Initial World Creation¶
Now it’s time to look back at the pitch and make it into a setting.
High Concept¶
Cement the High Concept of the setting. This may be the pitch itself if it’s sufficiently pithy, or it may be a series title or any other way the table chooses to nail down this specific campaign.
Some groups may choose to create their facts first and let those guide the campaign’s High Concept, others will choose to do it the other way around.
If possible the High Concept should incorporate the Campaign’s key Trouble.
Setting Facts¶
Each player has three pre-game Logos that must be spent to establish Facts.
None of the things the players decided about the setting are True yet. First a player must spend their Logos and accept the Price. Players may choose to make those Facts real or create entirely different facts.
Ideas that were generated during the pitch session may need to be split up into multiple facts if they are too broad. Edit and revise them until they conform to the breadth of facts discussed in the rules about facts.
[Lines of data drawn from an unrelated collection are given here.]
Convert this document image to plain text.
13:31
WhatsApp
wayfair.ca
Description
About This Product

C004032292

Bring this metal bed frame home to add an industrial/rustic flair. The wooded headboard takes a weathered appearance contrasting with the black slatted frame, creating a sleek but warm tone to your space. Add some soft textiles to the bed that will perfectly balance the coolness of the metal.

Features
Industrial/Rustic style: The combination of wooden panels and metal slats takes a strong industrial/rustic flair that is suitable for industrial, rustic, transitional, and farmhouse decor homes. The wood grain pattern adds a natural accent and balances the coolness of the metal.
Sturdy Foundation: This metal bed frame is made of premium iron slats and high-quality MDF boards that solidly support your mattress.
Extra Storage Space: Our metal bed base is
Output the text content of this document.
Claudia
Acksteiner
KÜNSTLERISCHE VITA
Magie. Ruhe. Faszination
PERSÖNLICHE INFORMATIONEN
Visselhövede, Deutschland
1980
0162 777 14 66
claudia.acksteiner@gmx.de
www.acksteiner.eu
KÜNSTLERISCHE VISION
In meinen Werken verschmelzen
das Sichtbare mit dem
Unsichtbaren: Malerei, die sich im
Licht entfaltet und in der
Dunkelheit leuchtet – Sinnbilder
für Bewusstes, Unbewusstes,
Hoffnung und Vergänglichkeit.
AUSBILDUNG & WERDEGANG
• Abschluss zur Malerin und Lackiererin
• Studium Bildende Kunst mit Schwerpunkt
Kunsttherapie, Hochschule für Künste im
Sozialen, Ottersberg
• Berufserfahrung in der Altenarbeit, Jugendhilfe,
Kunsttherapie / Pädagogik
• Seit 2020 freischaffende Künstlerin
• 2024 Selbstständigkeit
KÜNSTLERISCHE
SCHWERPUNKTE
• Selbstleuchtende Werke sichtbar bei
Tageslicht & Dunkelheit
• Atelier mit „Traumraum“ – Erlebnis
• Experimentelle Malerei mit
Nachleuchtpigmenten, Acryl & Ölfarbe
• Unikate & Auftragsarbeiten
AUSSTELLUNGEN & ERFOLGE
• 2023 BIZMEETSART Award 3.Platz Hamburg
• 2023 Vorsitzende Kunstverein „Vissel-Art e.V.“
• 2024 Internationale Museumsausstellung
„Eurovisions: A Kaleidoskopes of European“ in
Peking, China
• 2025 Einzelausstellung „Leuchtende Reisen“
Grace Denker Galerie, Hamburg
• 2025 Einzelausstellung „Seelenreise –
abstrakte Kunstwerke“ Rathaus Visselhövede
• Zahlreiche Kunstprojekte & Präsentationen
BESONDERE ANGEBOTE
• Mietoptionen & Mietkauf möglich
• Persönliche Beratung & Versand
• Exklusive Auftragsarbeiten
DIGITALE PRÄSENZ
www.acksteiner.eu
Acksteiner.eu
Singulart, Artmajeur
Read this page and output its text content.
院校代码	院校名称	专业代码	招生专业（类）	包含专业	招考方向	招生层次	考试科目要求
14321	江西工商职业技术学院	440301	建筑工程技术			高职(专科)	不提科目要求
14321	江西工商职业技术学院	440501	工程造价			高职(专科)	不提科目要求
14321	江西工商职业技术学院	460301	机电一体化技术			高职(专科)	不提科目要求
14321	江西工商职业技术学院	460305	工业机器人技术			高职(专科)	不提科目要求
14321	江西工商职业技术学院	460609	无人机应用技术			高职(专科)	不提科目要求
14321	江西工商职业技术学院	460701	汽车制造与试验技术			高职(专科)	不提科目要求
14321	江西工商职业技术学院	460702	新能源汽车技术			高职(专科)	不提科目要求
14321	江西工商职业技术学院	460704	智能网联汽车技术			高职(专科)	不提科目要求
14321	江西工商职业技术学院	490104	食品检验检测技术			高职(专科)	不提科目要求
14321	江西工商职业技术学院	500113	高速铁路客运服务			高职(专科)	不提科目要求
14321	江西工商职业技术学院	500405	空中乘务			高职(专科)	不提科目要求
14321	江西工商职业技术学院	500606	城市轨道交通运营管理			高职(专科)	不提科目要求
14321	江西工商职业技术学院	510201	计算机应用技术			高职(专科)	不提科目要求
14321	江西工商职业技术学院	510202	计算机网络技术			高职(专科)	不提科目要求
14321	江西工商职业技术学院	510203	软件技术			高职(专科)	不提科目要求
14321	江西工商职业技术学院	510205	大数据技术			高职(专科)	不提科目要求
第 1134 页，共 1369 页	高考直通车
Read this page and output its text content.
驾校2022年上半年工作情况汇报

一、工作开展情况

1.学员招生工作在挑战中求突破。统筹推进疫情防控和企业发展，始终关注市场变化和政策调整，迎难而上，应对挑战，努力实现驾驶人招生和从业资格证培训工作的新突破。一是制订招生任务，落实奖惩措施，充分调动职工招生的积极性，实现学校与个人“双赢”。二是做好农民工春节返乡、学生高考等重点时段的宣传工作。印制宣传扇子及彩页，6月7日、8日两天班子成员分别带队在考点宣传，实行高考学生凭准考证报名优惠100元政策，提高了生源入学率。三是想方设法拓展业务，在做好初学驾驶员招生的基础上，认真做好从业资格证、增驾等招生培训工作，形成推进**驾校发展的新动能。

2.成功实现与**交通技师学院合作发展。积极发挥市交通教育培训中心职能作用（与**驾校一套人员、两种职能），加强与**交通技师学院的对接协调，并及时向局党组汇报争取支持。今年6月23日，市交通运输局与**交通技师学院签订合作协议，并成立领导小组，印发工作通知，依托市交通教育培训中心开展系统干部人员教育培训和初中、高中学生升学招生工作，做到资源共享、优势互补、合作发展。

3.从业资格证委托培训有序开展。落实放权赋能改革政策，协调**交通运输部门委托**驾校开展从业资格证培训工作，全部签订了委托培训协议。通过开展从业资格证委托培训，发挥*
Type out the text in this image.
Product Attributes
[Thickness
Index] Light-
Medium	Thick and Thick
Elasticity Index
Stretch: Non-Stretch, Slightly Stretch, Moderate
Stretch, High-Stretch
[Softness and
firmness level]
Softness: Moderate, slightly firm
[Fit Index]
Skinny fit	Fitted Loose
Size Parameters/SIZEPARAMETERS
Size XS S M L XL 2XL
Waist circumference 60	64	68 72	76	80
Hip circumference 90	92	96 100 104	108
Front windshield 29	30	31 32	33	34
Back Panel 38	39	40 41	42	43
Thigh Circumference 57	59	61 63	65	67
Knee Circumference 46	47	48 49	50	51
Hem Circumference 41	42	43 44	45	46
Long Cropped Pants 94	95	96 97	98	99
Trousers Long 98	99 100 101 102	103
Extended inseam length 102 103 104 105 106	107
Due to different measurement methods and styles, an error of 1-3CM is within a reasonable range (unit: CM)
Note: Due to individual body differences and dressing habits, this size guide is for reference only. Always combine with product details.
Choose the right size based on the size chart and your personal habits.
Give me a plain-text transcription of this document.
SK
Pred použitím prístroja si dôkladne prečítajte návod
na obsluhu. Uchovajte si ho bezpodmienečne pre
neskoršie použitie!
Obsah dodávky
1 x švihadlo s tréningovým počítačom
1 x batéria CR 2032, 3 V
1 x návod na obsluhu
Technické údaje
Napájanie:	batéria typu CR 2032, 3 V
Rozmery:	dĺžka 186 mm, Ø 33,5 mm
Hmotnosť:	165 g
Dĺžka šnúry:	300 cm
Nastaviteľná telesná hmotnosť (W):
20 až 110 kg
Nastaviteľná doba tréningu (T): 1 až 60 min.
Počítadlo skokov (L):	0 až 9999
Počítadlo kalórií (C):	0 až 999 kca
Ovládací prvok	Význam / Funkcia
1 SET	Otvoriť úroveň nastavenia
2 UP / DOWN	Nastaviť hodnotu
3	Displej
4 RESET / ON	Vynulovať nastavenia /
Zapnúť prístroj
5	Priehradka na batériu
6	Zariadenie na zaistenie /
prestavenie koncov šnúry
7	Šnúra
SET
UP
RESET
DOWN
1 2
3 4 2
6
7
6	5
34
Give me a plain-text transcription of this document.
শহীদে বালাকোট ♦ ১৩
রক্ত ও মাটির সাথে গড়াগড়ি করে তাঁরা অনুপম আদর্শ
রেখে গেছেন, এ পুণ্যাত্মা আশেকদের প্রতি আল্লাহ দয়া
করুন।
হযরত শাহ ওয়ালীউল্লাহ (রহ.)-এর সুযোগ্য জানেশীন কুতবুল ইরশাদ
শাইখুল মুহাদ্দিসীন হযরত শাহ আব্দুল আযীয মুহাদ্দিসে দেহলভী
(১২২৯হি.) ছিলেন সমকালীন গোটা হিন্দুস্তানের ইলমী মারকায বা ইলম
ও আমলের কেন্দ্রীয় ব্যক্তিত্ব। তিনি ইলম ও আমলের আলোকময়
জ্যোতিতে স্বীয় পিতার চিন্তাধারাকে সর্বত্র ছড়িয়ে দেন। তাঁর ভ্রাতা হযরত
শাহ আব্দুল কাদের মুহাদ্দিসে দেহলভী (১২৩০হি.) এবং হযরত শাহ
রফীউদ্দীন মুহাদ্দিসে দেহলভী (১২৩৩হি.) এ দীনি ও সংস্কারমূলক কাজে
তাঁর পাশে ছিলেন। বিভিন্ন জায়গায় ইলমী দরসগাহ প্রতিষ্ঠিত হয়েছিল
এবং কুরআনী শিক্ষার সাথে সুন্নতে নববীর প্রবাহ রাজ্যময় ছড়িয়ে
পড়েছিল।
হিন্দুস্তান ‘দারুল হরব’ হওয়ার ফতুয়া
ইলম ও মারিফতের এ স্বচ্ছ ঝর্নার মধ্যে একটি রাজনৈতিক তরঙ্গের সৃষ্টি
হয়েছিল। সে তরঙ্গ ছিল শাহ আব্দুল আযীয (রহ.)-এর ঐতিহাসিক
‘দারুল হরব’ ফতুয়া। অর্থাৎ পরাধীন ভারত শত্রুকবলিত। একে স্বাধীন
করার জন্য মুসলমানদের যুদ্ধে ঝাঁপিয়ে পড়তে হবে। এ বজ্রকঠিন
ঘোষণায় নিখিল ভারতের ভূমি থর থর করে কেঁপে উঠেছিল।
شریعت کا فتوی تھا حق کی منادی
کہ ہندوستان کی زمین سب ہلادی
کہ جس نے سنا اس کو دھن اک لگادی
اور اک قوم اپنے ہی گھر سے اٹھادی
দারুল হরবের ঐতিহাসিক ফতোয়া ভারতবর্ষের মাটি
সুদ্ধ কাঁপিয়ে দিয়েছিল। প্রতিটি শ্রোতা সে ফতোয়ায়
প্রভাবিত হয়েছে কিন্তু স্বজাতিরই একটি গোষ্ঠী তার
Each player who will be making a Hero has 3 Logos that must be spent. Two of which must be spent to establish Setting Facts and one which may be spent on Metaphysics or Structural Facts.
If the GM chooses, they may claim their 3 tokens as well, but since they will be setting the price on all the player facts, it is often unnecessary.
Any pre-game Logos that is not spent is lost once this phase of world creation is done.
Any pitch facts that aren’t paid for with Logos and a Price, aren’t established in the game, yet. After Heroes are created player’s may spend Logos to establish additional Facts.
Once that’s done, it’s time to consider how the Heroes are related, if at all and how they as a group fit into the world just created.